Empathy as a Choice, Not a Fixed Trait

A growing body of neuroscience research frames empathy not as a capacity you have or lack, but as a motivated process you engage in or avoid. Brain regions involved in sharing another person’s emotional experience show reduced activity when someone views a suffering out-group member compared to a suffering in-group member. This isn’t a hardware limitation. It’s a software choice, made below conscious awareness.

People use several strategies to control how much empathy they experience. They avoid situations expected to evoke it. They mentally distance themselves from suffering they don’t want to engage with. They reframe situations to minimize emotional impact. These aren’t signs of broken empathy circuits. They’re signs of a system that regulates itself based on context, identity, and perceived emotional cost. When empathizing feels safe, rewarding, or aligned with your identity, you do it. When it feels threatening, exhausting, or politically inconvenient, you pull back.

This “motivated empathy” framework helps explain both the decline and the recent rebound. If empathy responds to social incentives and cultural conditions, then changes in those conditions can move empathy in either direction. The factors that drove empathy down between 1979 and 2009 may have shifted enough in the following decade to allow recovery.

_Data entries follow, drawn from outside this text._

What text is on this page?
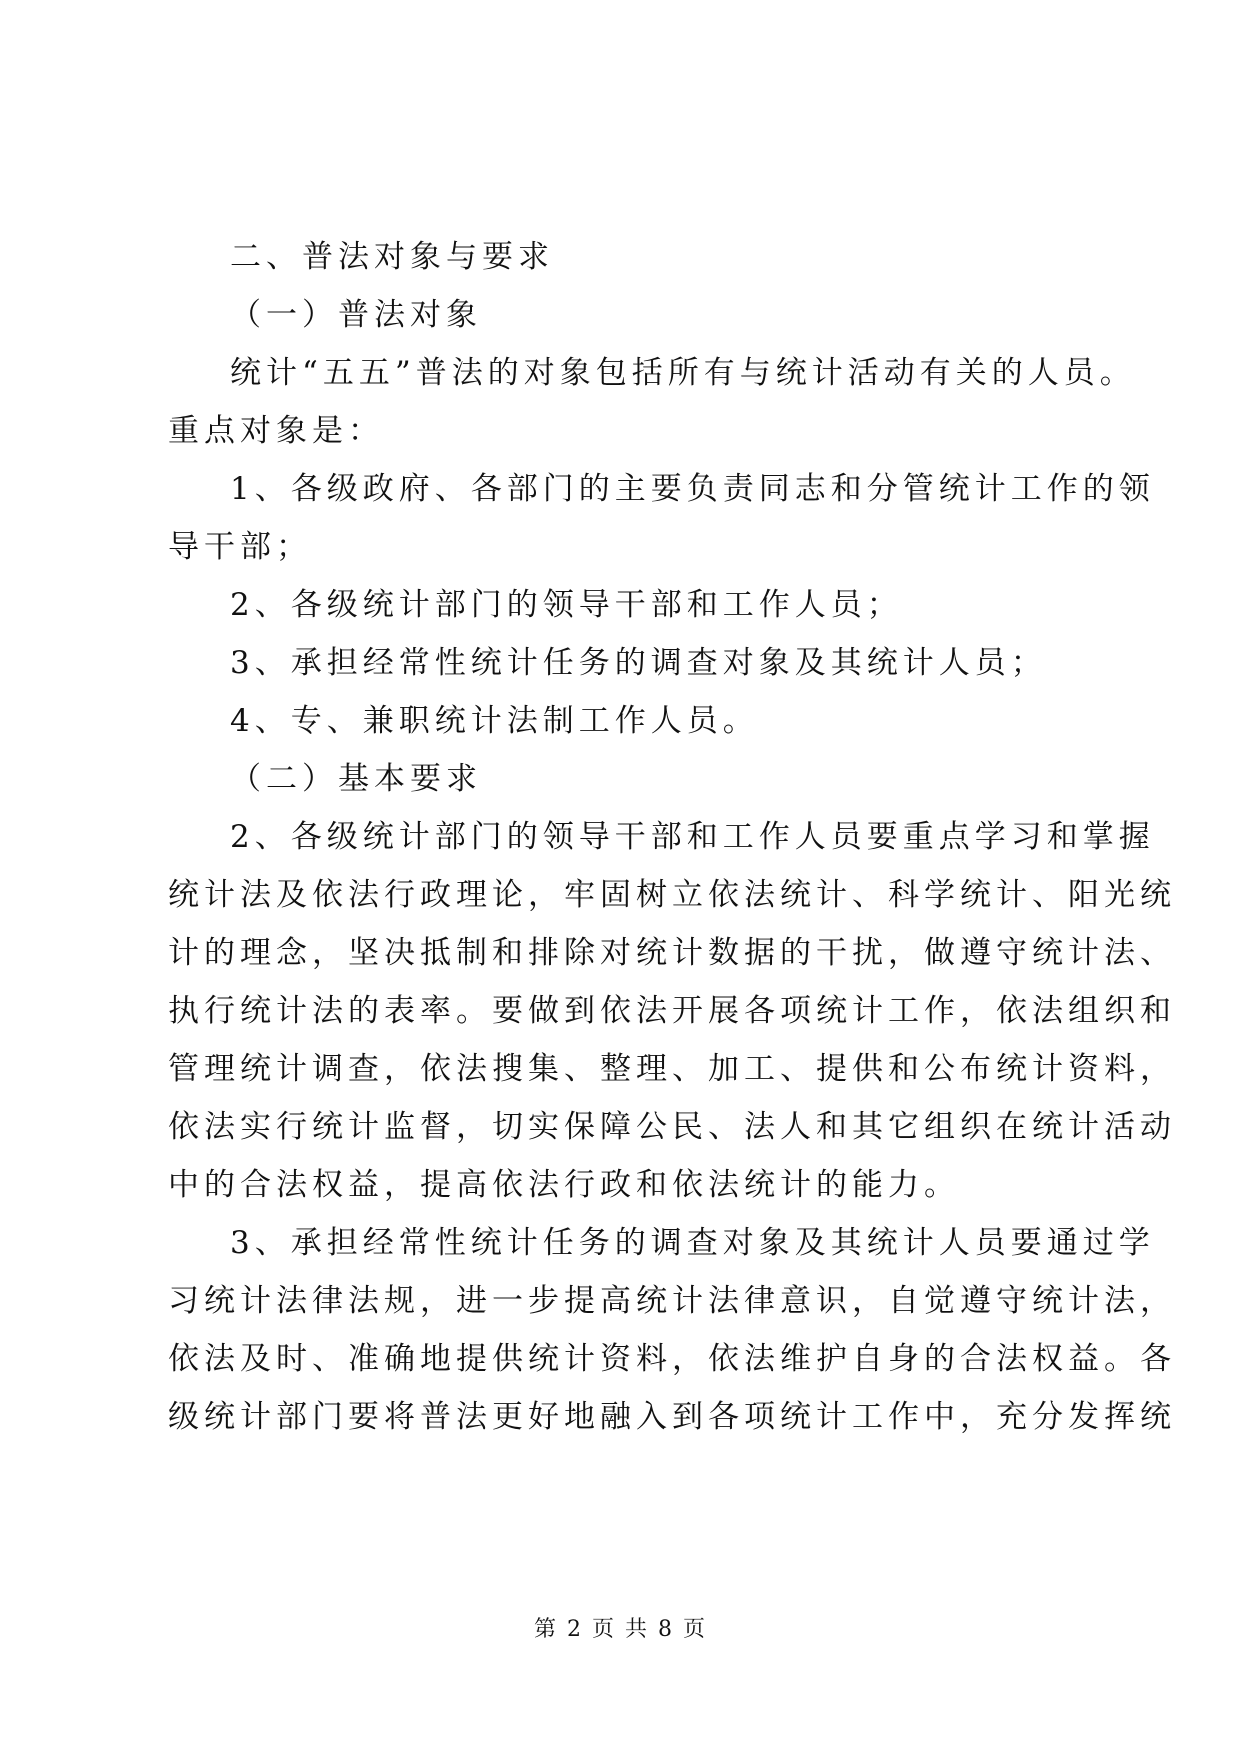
二、普法对象与要求
（一）普法对象
统计“五五”普法的对象包括所有与统计活动有关的人员。
重点对象是：
1、各级政府、各部门的主要负责同志和分管统计工作的领
导干部；
2、各级统计部门的领导干部和工作人员；
3、承担经常性统计任务的调查对象及其统计人员；
4、专、兼职统计法制工作人员。
（二）基本要求
2、各级统计部门的领导干部和工作人员要重点学习和掌握
统计法及依法行政理论，牢固树立依法统计、科学统计、阳光统
计的理念，坚决抵制和排除对统计数据的干扰，做遵守统计法、
执行统计法的表率。要做到依法开展各项统计工作，依法组织和
管理统计调查，依法搜集、整理、加工、提供和公布统计资料，
依法实行统计监督，切实保障公民、法人和其它组织在统计活动
中的合法权益，提高依法行政和依法统计的能力。
3、承担经常性统计任务的调查对象及其统计人员要通过学
习统计法律法规，进一步提高统计法律意识，自觉遵守统计法，
依法及时、准确地提供统计资料，依法维护自身的合法权益。各
级统计部门要将普法更好地融入到各项统计工作中，充分发挥统
第 2 页 共 8 页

Culture Shapes Empathy Differently Across Countries

Most of the data on empathy decline comes from American college students, which raises the question of whether this is a global phenomenon or a culturally specific one. Cross-cultural research suggests empathy levels and their determinants vary significantly based on whether a society is more individualistic or collectivistic. A comparative study of medical students in Brazil and Switzerland found that Brazilian students scored consistently higher in empathy than their Swiss counterparts, and that Brazilian students’ perspective-taking actually increased over four years of training while Swiss students showed no change.

The personality trait most consistently linked to higher empathy across cultures was openness to experience. But other factors, like gender differences in empathy and the relationship between empathy and career motivations, varied by location. This means that sweeping claims about a global empathy crisis likely overstate the case. The forces driving empathy trends differ from one cultural context to another, and interventions that work in one setting may not transfer to another.

What Empathy Loss Does to Workplaces and Health

When empathy declines in professional settings, the consequences are measurable. In healthcare, lower empathy among providers correlates with worse clinical outcomes and lower patient satisfaction. Research among mental healthcare workers in France found that staff in high-stress settings like forensic psychiatric units showed the highest levels of depersonalization (treating patients as objects rather than people) and the lowest levels of compassionate care. Burnout and empathy loss feed each other in a cycle: burned-out workers become less empathic, which damages team morale, which increases turnover, which increases workload on remaining staff, which accelerates burnout further.

This contagion effect extends beyond healthcare. In any workplace where psychological demands outpace people’s capacity to cope, empathy becomes one of the first things sacrificed. It takes energy to care about other people’s experiences, and when that energy is depleted by overwork, financial stress, or information overload, the brain conserves resources by narrowing its circle of concern. The declining empathy measured in studies isn’t necessarily a moral failure. It may be a widespread adaptive response to environments that demand too much emotional labor with too little recovery time.